セ・リーグ首位の阪神は2日のヤクルト戦(神宮)に4―3で競り勝って4連勝。後半戦の開幕カードに敵地でスイープを飾る幸先のいい滑り出しを見せた。2位に食い下がる巨人とは2ゲーム差に拡大。昨季のセ界王者として強さをにじませる一戦ではあったが、本紙評論家の伊勢孝夫氏が藤川球児監督(46)の用兵から感じ取った〝焦り〟とは――。
【新IDアナライザー・伊勢孝夫】まずはヤクルトについて触れておこう。長打の気配がほとんどない現状の打線では、相手投手陣に怖さや威圧感を与えることが全くできない。この日マークした10安打も大半がポテン系。開幕当初はあれだけ明るかった池山監督の表情が日に日に暗くなる一方なのも悲しい。何とかチームを立て直してほしいところだが、このままでは難しいだろう。
一方でどちらに転んでもおかしくなかった接戦を3つ勝ち取った阪神には横綱としての風格が漂う。またも白星に恵まれなかったが、この日先発した下村もいい投手だ。何よりも走者を出した状態で森下、佐藤、大山らに打席を回せば、その圧力だけで相手バッテリーを自滅へ追い込むことができる。依然として優勝候補筆頭であることは間違いない。
とはいえ、藤川監督による選手の起用法には疑問を感じるところも多かった。攻撃面では右肩甲骨の骨折を経て7月31日のファーム戦で実戦復帰したばかりの前川をこの日一軍に昇格させ「6番・左翼」として即スタメン起用。立石や新外国人のガルシアが結果を出せていないこともあるが、あまりにも時期尚早だったと思う。

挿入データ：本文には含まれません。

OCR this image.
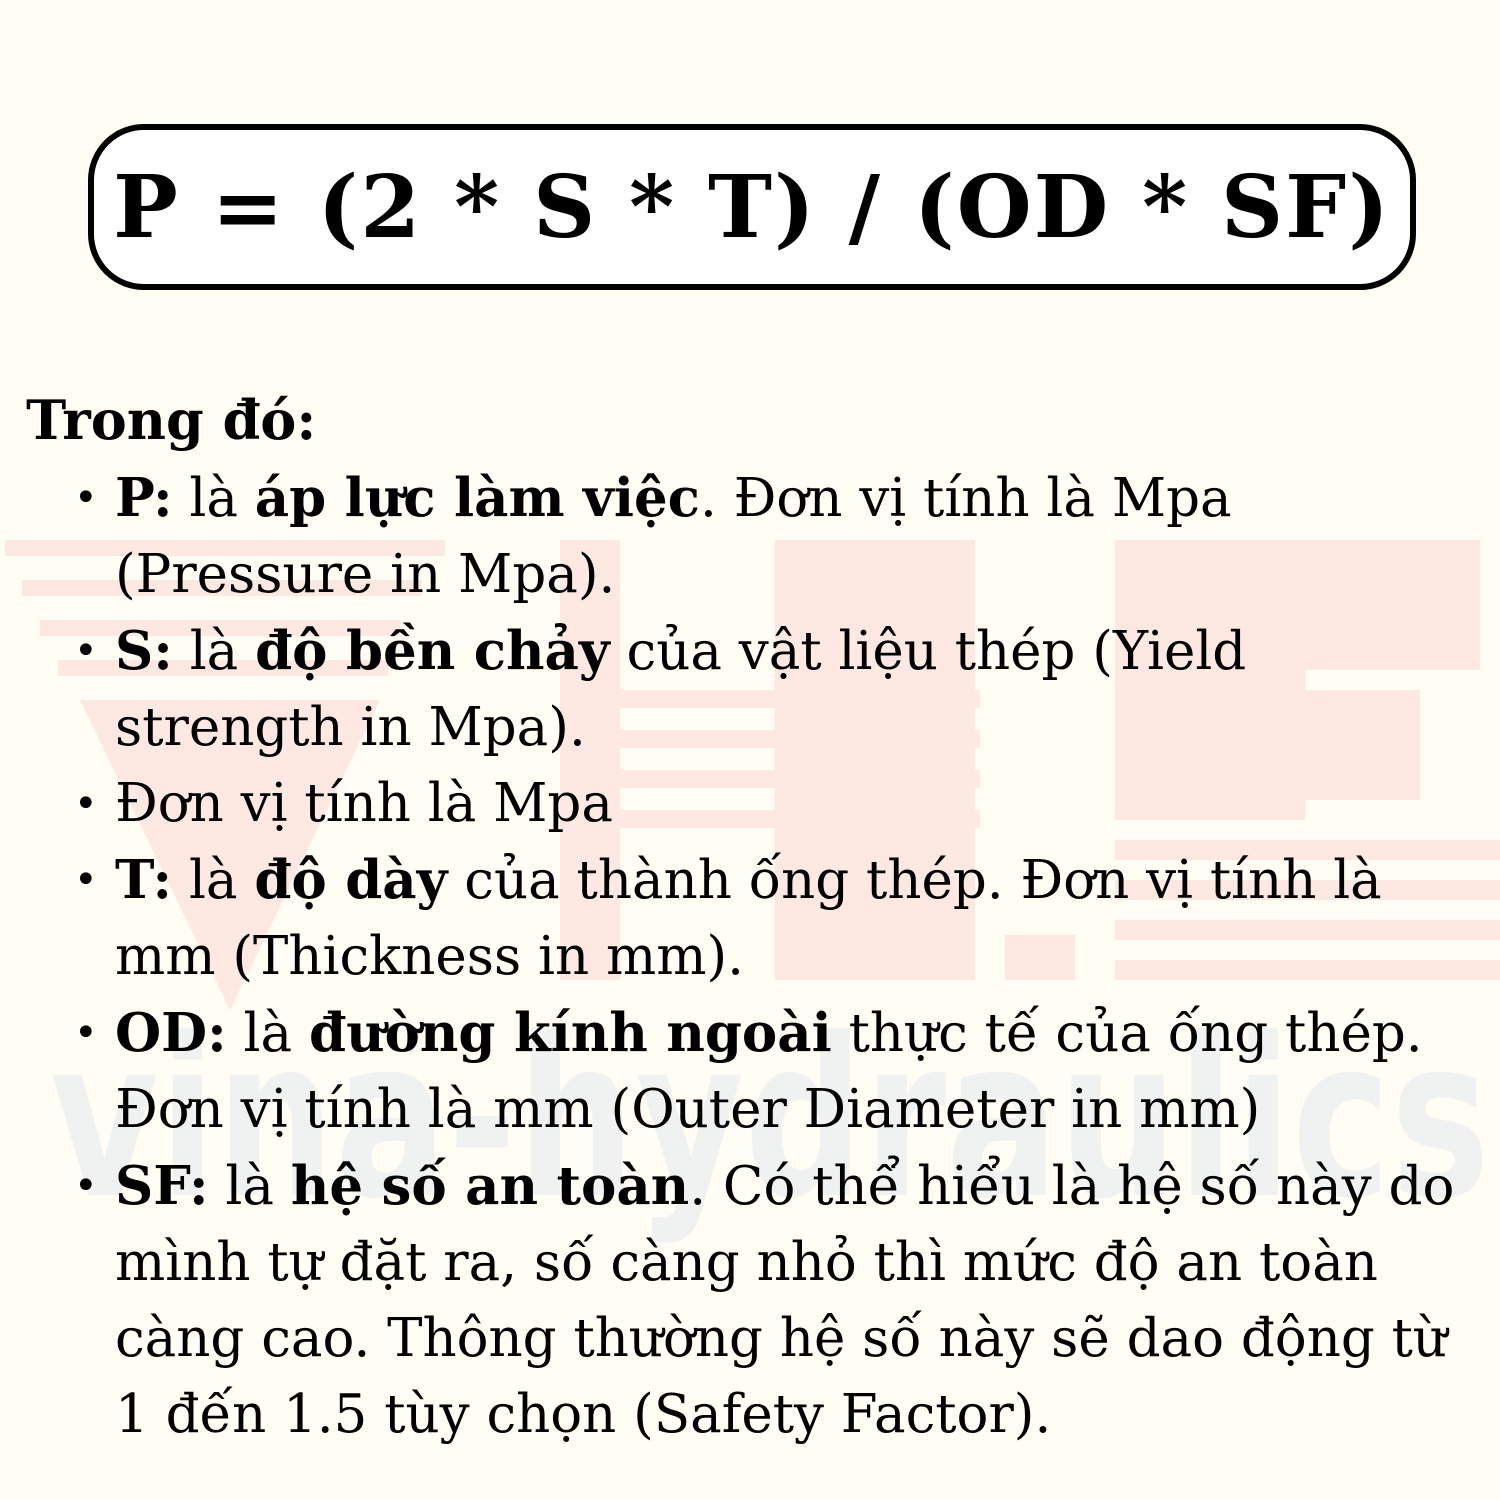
vina-hydraulics
P = (2 * S * T) / (OD * SF)
Trong đó:
• P: là áp lực làm việc. Đơn vị tính là Mpa
(Pressure in Mpa).
• S: là độ bền chảy của vật liệu thép (Yield
strength in Mpa).
• Đơn vị tính là Mpa
• T: là độ dày của thành ống thép. Đơn vị tính là
mm (Thickness in mm).
• OD: là đường kính ngoài thực tế của ống thép.
Đơn vị tính là mm (Outer Diameter in mm)
• SF: là hệ số an toàn. Có thể hiểu là hệ số này do
mình tự đặt ra, số càng nhỏ thì mức độ an toàn
càng cao. Thông thường hệ số này sẽ dao động từ
1 đến 1.5 tùy chọn (Safety Factor).
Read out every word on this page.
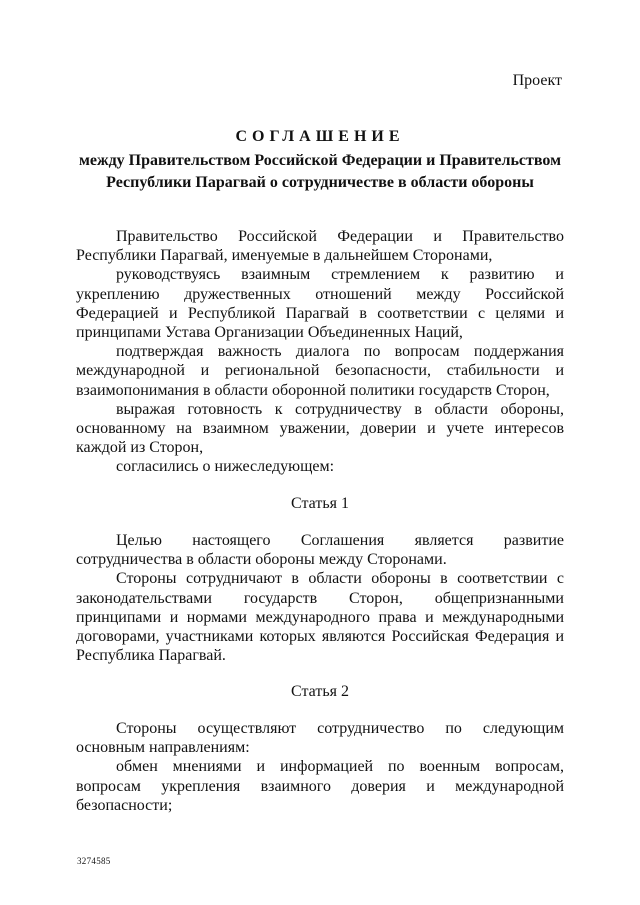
Проект
СОГЛАШЕНИЕ
между Правительством Российской Федерации и Правительством Республики Парагвай о сотрудничестве в области обороны

Правительство Российской Федерации и Правительство Республики Парагвай, именуемые в дальнейшем Сторонами,

руководствуясь взаимным стремлением к развитию и укреплению дружественных отношений между Российской Федерацией и Республикой Парагвай в соответствии с целями и принципами Устава Организации Объединенных Наций,

подтверждая важность диалога по вопросам поддержания международной и региональной безопасности, стабильности и взаимопонимания в области оборонной политики государств Сторон,

выражая готовность к сотрудничеству в области обороны, основанному на взаимном уважении, доверии и учете интересов каждой из Сторон,

согласились о нижеследующем:

Статья 1

Целью настоящего Соглашения является развитие сотрудничества в области обороны между Сторонами.

Стороны сотрудничают в области обороны в соответствии с законодательствами государств Сторон, общепризнанными принципами и нормами международного права и международными договорами, участниками которых являются Российская Федерация и Республика Парагвай.

Статья 2

Стороны осуществляют сотрудничество по следующим основным направлениям:

обмен мнениями и информацией по военным вопросам, вопросам укрепления взаимного доверия и международной безопасности;

3274585
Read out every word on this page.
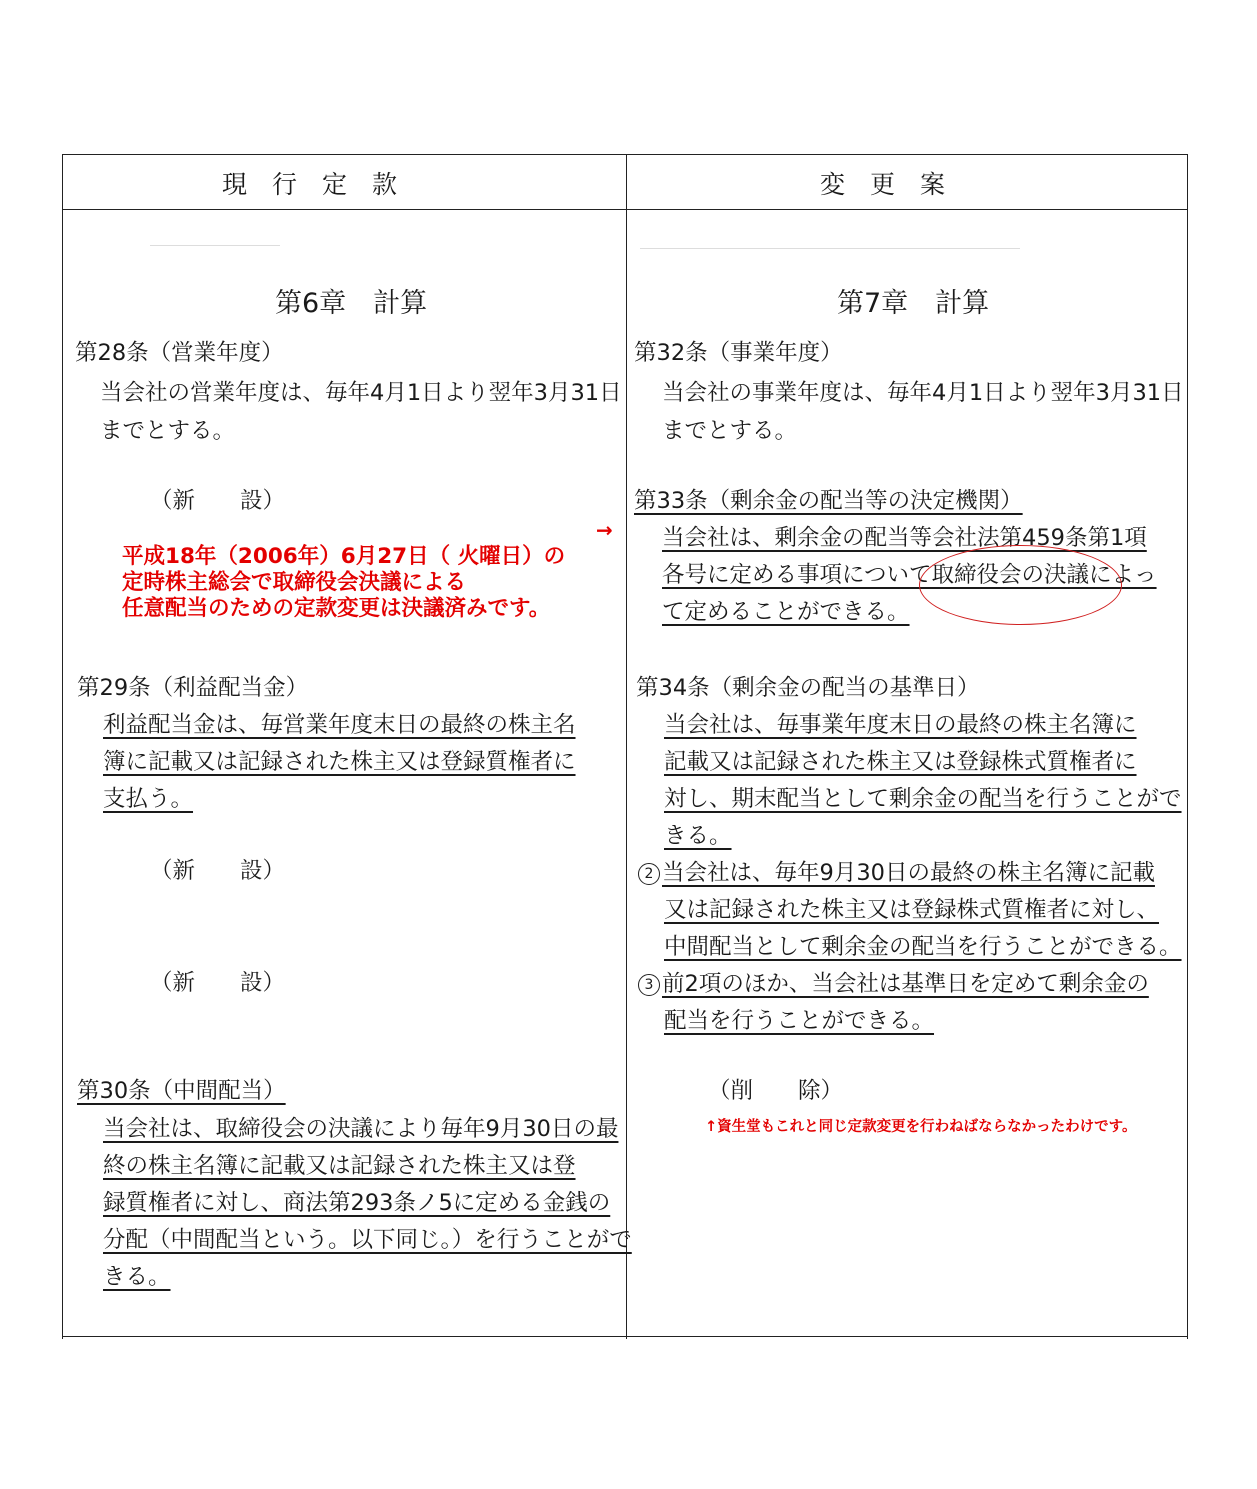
現　行　定　款	変　更　案
第6章　計算
第28条（営業年度）
当会社の営業年度は、毎年4月1日より翌年3月31日
までとする。
（新　　設）
平成18年（2006年）6月27日（ 火曜日）の
定時株主総会で取締役会決議による
任意配当のための定款変更は決議済みです。
→
第29条（利益配当金）
利益配当金は、毎営業年度末日の最終の株主名
簿に記載又は記録された株主又は登録質権者に
支払う。
（新　　設）
（新　　設）
第30条（中間配当）
当会社は、取締役会の決議により毎年9月30日の最
終の株主名簿に記載又は記録された株主又は登
録質権者に対し、商法第293条ノ5に定める金銭の
分配（中間配当という。以下同じ。）を行うことがで
きる。
第7章　計算
第32条（事業年度）
当会社の事業年度は、毎年4月1日より翌年3月31日
までとする。
第33条（剰余金の配当等の決定機関）
当会社は、剰余金の配当等会社法第459条第1項
各号に定める事項について取締役会の決議によっ
て定めることができる。
第34条（剰余金の配当の基準日）
当会社は、毎事業年度末日の最終の株主名簿に
記載又は記録された株主又は登録株式質権者に
対し、期末配当として剰余金の配当を行うことがで
きる。
2 当会社は、毎年9月30日の最終の株主名簿に記載
又は記録された株主又は登録株式質権者に対し、
中間配当として剰余金の配当を行うことができる。
3 前2項のほか、当会社は基準日を定めて剰余金の
配当を行うことができる。
（削　　除）
↑資生堂もこれと同じ定款変更を行わねばならなかったわけです。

打撃ではスイングスピードを欠き、守備面では初回に信じられないような外野からの悪送球で失策を記録。状態が万全ではないことをうかがわせた。
継投面では木下、工藤らの若手リリーバーを3連投でマウンドへ。不安定な投球が続いていた岩崎に信を置けなかったことは想像に難くないが、まだ8月上旬。一軍経験が圧倒的に足りない彼らに対してムチを入れるには早すぎると感じた。
多くの試合を雨で流してきた阪神は9月以降の振り替え試合の追加で、日程が過密になることが予想される。その時期になって今の無理がツケとして返ってくる恐れすらある。
昨季の8月2日終了時点で阪神は2位・DeNAに12・5ゲームもの大差をつけていた。ここまで開いていればあとは馬なりで戦えたが、巨人が僅差で追い続けてくる今季は事情が違う。今こそ勝負の9月を見据えたマネジメントが必要なのに、藤川監督の用兵には焦りの色を感じてしまう。